1. ITV Report

Birmingham bin workers could strike again over Christmas

  • Bin collections in Birmingham could grind to a halt over Christmas if members of the Unite union vote to strike.
  • They could walk out from December 28th.
  • Last summer’s on-and-off strikes lasted for 222 days and cost Birmingham City Council more than £6 million.

A row has broken out over alleged secret payments, said to be up to £4,000 each, made by Birmingham City Council to bin workers in the GMB union.

Its members did not take part in last summer’s long-running strikes.

READ: All the details of last summer’s bin strikes

Unite claims the payments were a ‘sweetheart deal’, effectively a thank-you for not supporting the strikes – which lasted for three months and saw rubbish piled high across the city’s streets.

It is simply astounding.
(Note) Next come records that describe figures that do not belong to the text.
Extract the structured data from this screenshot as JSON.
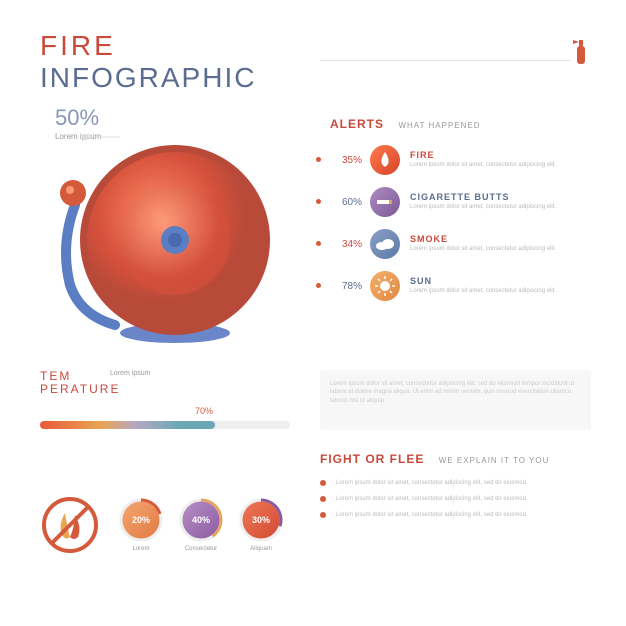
{
  "header": {
    "line1": "FIRE",
    "line2": "INFOGRAPHIC",
    "line1_color": "#c94a3b",
    "line2_color": "#5a6c8f",
    "ext_color": "#d55a3b"
  },
  "main_pct": {
    "value": "50%",
    "value_color": "#8a96b8",
    "sub": "Lorem ipsum",
    "hammer_color": "#d55a3b"
  },
  "bell": {
    "outer": "#b84a3a",
    "inner_light": "#ff8866",
    "inner_dark": "#d5503b",
    "center": "#5a7dc4",
    "arm": "#5a7dc4",
    "base": "#6a86c8"
  },
  "alerts": {
    "title": "ALERTS",
    "title_color": "#c94a3b",
    "sub": "WHAT HAPPENED",
    "dot_color": "#d55a3b",
    "items": [
      {
        "pct": "35%",
        "name": "FIRE",
        "name_color": "#c94a3b",
        "icon_bg": "linear-gradient(135deg,#ff7a4d,#d5442a)",
        "icon": "flame",
        "desc": "Lorem ipsum dolor sit amet, consectetur adipiscing elit."
      },
      {
        "pct": "60%",
        "name": "CIGARETTE BUTTS",
        "name_color": "#5a6c8f",
        "icon_bg": "linear-gradient(135deg,#b08bc4,#7a5a94)",
        "icon": "cig",
        "desc": "Lorem ipsum dolor sit amet, consectetur adipiscing elit."
      },
      {
        "pct": "34%",
        "name": "SMOKE",
        "name_color": "#c94a3b",
        "icon_bg": "linear-gradient(135deg,#8aa0c4,#5a7aa8)",
        "icon": "cloud",
        "desc": "Lorem ipsum dolor sit amet, consectetur adipiscing elit."
      },
      {
        "pct": "78%",
        "name": "SUN",
        "name_color": "#5a6c8f",
        "icon_bg": "linear-gradient(135deg,#f5b06a,#e08840)",
        "icon": "sun",
        "desc": "Lorem ipsum dolor sit amet, consectetur adipiscing elit."
      }
    ]
  },
  "temperature": {
    "title1": "TEM",
    "title2": "PERATURE",
    "title_color": "#c94a3b",
    "sub": "Lorem ipsum",
    "pct": "70%",
    "pct_color": "#d55a3b",
    "fill_width": 70,
    "gradient": "linear-gradient(90deg,#e85a3b 0%,#e8a552 35%,#b5a8c4 55%,#6aa8b5 80%)",
    "track": "#eee"
  },
  "info_box": {
    "text": "Lorem ipsum dolor sit amet, consectetur adipiscing elit, sed do eiusmod tempor incididunt ut labore et dolore magna aliqua. Ut enim ad minim veniam, quis nostrud exercitation ullamco laboris nisi ut aliquip."
  },
  "fight": {
    "title": "FIGHT OR FLEE",
    "title_color": "#c94a3b",
    "sub": "WE EXPLAIN IT TO YOU",
    "dot_color": "#d55a3b",
    "items": [
      {
        "text": "Lorem ipsum dolor sit amet, consectetur adipiscing elit, sed do eiusmod."
      },
      {
        "text": "Lorem ipsum dolor sit amet, consectetur adipiscing elit, sed do eiusmod."
      },
      {
        "text": "Lorem ipsum dolor sit amet, consectetur adipiscing elit, sed do eiusmod."
      }
    ]
  },
  "bottom": {
    "no_fire": {
      "ring": "#d55a3b",
      "flame1": "#e8a552",
      "flame2": "#d55a3b"
    },
    "rings": [
      {
        "pct": "20%",
        "label": "Lorem",
        "bg": "linear-gradient(135deg,#f5a872,#e07840)",
        "ring": "#d55a3b",
        "arc": 20
      },
      {
        "pct": "40%",
        "label": "Consectetur",
        "bg": "linear-gradient(135deg,#b890c8,#8a5aa0)",
        "ring": "#e8a560",
        "arc": 40
      },
      {
        "pct": "30%",
        "label": "Aliquam",
        "bg": "linear-gradient(135deg,#ef7a5a,#d04830)",
        "ring": "#8a5aa0",
        "arc": 30
      }
    ]
  }
}
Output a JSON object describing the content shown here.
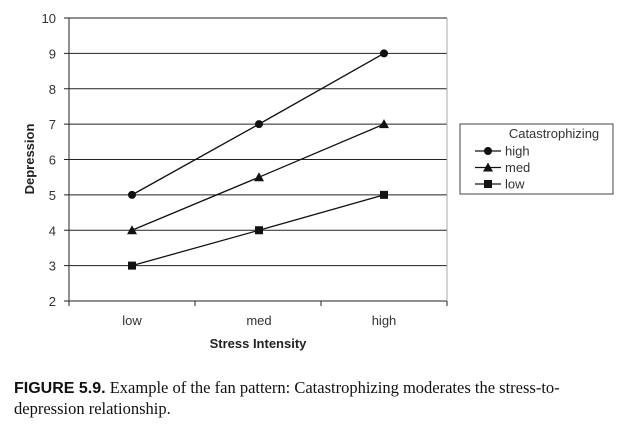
{
  "chart_data": {
    "type": "line",
    "title": "",
    "xlabel": "Stress Intensity",
    "ylabel": "Depression",
    "categories": [
      "low",
      "med",
      "high"
    ],
    "ylim": [
      2,
      10
    ],
    "yticks": [
      2,
      3,
      4,
      5,
      6,
      7,
      8,
      9,
      10
    ],
    "grid": "horizontal",
    "legend": {
      "title": "Catastrophizing",
      "placement": "right"
    },
    "series": [
      {
        "name": "high",
        "marker": "circle",
        "values": [
          5,
          7,
          9
        ]
      },
      {
        "name": "med",
        "marker": "triangle",
        "values": [
          4,
          5.5,
          7
        ]
      },
      {
        "name": "low",
        "marker": "square",
        "values": [
          3,
          4,
          5
        ]
      }
    ]
  },
  "caption": {
    "label": "FIGURE 5.9.",
    "text": "Example of the fan pattern: Catastrophizing moderates the stress-to-depression relationship."
  }
}
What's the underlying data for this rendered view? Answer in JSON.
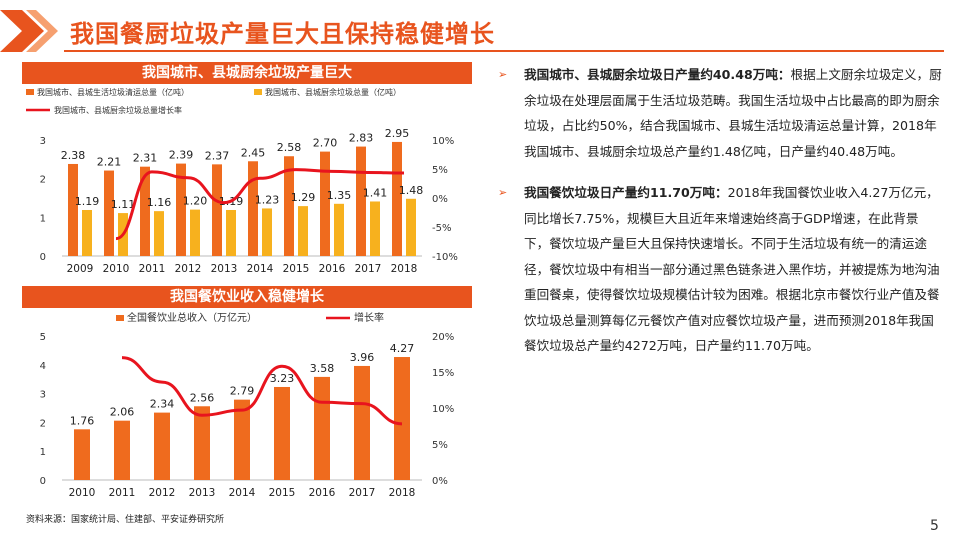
{
  "slide": {
    "title": "我国餐厨垃圾产量巨大且保持稳健增长",
    "page_number": "5",
    "source": "资料来源：国家统计局、住建部、平安证券研究所",
    "accent_color": "#e8541e",
    "bar_primary_color": "#ef6b1e",
    "bar_secondary_color": "#f7b11e",
    "line_color": "#e8141e"
  },
  "bullets": [
    {
      "head": "我国城市、县城厨余垃圾日产量约40.48万吨：",
      "body": "根据上文厨余垃圾定义，厨余垃圾在处理层面属于生活垃圾范畴。我国生活垃圾中占比最高的即为厨余垃圾，占比约50%，结合我国城市、县城生活垃圾清运总量计算，2018年我国城市、县城厨余垃圾总产量约1.48亿吨，日产量约40.48万吨。"
    },
    {
      "head": "我国餐饮垃圾日产量约11.70万吨：",
      "body": "2018年我国餐饮业收入4.27万亿元，同比增长7.75%，规模巨大且近年来增速始终高于GDP增速，在此背景下，餐饮垃圾产量巨大且保持快速增长。不同于生活垃圾有统一的清运途径，餐饮垃圾中有相当一部分通过黑色链条进入黑作坊，并被提炼为地沟油重回餐桌，使得餐饮垃圾规模估计较为困难。根据北京市餐饮行业产值及餐饮垃圾总量测算每亿元餐饮产值对应餐饮垃圾产量，进而预测2018年我国餐饮垃圾总产量约4272万吨，日产量约11.70万吨。"
    }
  ],
  "chart_data": [
    {
      "type": "bar",
      "title": "我国城市、县城厨余垃圾产量巨大",
      "categories": [
        "2009",
        "2010",
        "2011",
        "2012",
        "2013",
        "2014",
        "2015",
        "2016",
        "2017",
        "2018"
      ],
      "series": [
        {
          "name": "我国城市、县城生活垃圾清运总量（亿吨）",
          "kind": "bar",
          "values": [
            2.38,
            2.21,
            2.31,
            2.39,
            2.37,
            2.45,
            2.58,
            2.7,
            2.83,
            2.95
          ]
        },
        {
          "name": "我国城市、县城厨余垃圾总量（亿吨）",
          "kind": "bar",
          "values": [
            1.19,
            1.11,
            1.16,
            1.2,
            1.19,
            1.23,
            1.29,
            1.35,
            1.41,
            1.48
          ]
        },
        {
          "name": "我国城市、县城厨余垃圾总量增长率",
          "kind": "line",
          "axis": "right",
          "values": [
            null,
            -7.0,
            4.5,
            3.5,
            -0.8,
            3.4,
            4.9,
            4.6,
            4.4,
            4.3
          ]
        }
      ],
      "y_left": {
        "ticks": [
          "0",
          "1",
          "2",
          "3"
        ],
        "ylim": [
          0,
          3
        ]
      },
      "y_right": {
        "ticks": [
          "-10%",
          "-5%",
          "0%",
          "5%",
          "10%"
        ],
        "ylim": [
          -10,
          10
        ]
      },
      "bar_labels": [
        [
          "2.38",
          "2.21",
          "2.31",
          "2.39",
          "2.37",
          "2.45",
          "2.58",
          "2.70",
          "2.83",
          "2.95"
        ],
        [
          "1.19",
          "1.11",
          "1.16",
          "1.20",
          "1.19",
          "1.23",
          "1.29",
          "1.35",
          "1.41",
          "1.48"
        ]
      ]
    },
    {
      "type": "bar",
      "title": "我国餐饮业收入稳健增长",
      "categories": [
        "2010",
        "2011",
        "2012",
        "2013",
        "2014",
        "2015",
        "2016",
        "2017",
        "2018"
      ],
      "series": [
        {
          "name": "全国餐饮业总收入（万亿元）",
          "kind": "bar",
          "values": [
            1.76,
            2.06,
            2.34,
            2.56,
            2.79,
            3.23,
            3.58,
            3.96,
            4.27
          ]
        },
        {
          "name": "增长率",
          "kind": "line",
          "axis": "right",
          "values": [
            null,
            17.0,
            13.6,
            9.0,
            9.7,
            15.8,
            10.8,
            10.6,
            7.8
          ]
        }
      ],
      "y_left": {
        "ticks": [
          "0",
          "1",
          "2",
          "3",
          "4",
          "5"
        ],
        "ylim": [
          0,
          5
        ]
      },
      "y_right": {
        "ticks": [
          "0%",
          "5%",
          "10%",
          "15%",
          "20%"
        ],
        "ylim": [
          0,
          20
        ]
      },
      "bar_labels": [
        [
          "1.76",
          "2.06",
          "2.34",
          "2.56",
          "2.79",
          "3.23",
          "3.58",
          "3.96",
          "4.27"
        ]
      ]
    }
  ]
}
By making these secret payments, Birmingham City Council has effectively blacklisted Unite members for carrying out their legal right to defend their jobs last year.

We have pressed the council to explain why they made these secret payments to workers who did not go on strike, but have so far been met with a wall of silence.

As a result, the council’s secrecy and discriminatory behaviour has forced us to the point where we are pursuing legal action and now balloting for industrial action.

The residents of Birmingham should be aware that the last thing Unite members want to do is disrupt bin collections over Christmas.

We would urge the city council to come clean with our members and put a stop to its discriminatory blacklisting behaviour.

– Howard Beckett, Assistant General Secretary of Unite
Credit: ITV News Central

Unite has already lodged documents with the Employment Tribunal, claiming compensation and ‘damage to feelings’ over the secret payments, but this Friday ballot papers will be sent out to members.

If they vote to strike, bin collections will cease just after Christmas.

A spokesperson for Birmingham City Council said:

"We are committed to delivering the best possible services for citizens as that is what they expect and we are continuing to work to improve waste collections.

It is frustrating and surprising, just a few weeks after offering full support for the new operating model, that the leadership of Unite believe this course of action is necessary.

We will continue to work with our dedicated staff on the ground and all Trades Unions to ensure that bins are collected when and how people expect them to be.”

– Birmingham City Council spokesperson

Union GMB said its members have not received payments relating to not taking strike action and that some members had had pay stopped for standing in solidarity with their colleagues.

In a statement, the union's senior organiser, Stuart Richards, said:

"GMB remains committed to working with our colleagues from other unions in the interests of council workers.

We believe firmly that we are much stronger when we work together. This is why, over a number of months, we have made offers to sit down and talk about any issue or concerns and this offer remains open.

In the meantime, I can confirm that GMB have stood by our members and supported them when we believed the council did not comply with its legal obligations.

However, we were not party to any payments relating to not taking strike action, and it would be inaccurate and misleading to suggest otherwise.”

– Stuart Richards - GMB senior organiser
  • Last summer’s on-and-off strikes lasted for 222 days and cost Birmingham City Council more than £6 million.
  • The Labour-run council’s leader John Clancy was forced to resign after a deal he
  • personally struck with Unite proved to be unworkable.
  • The dispute was finally settled last November, with crews agreeing to work five days a week instead of four in return for the council scrapping its plans to re-grade 106 workers.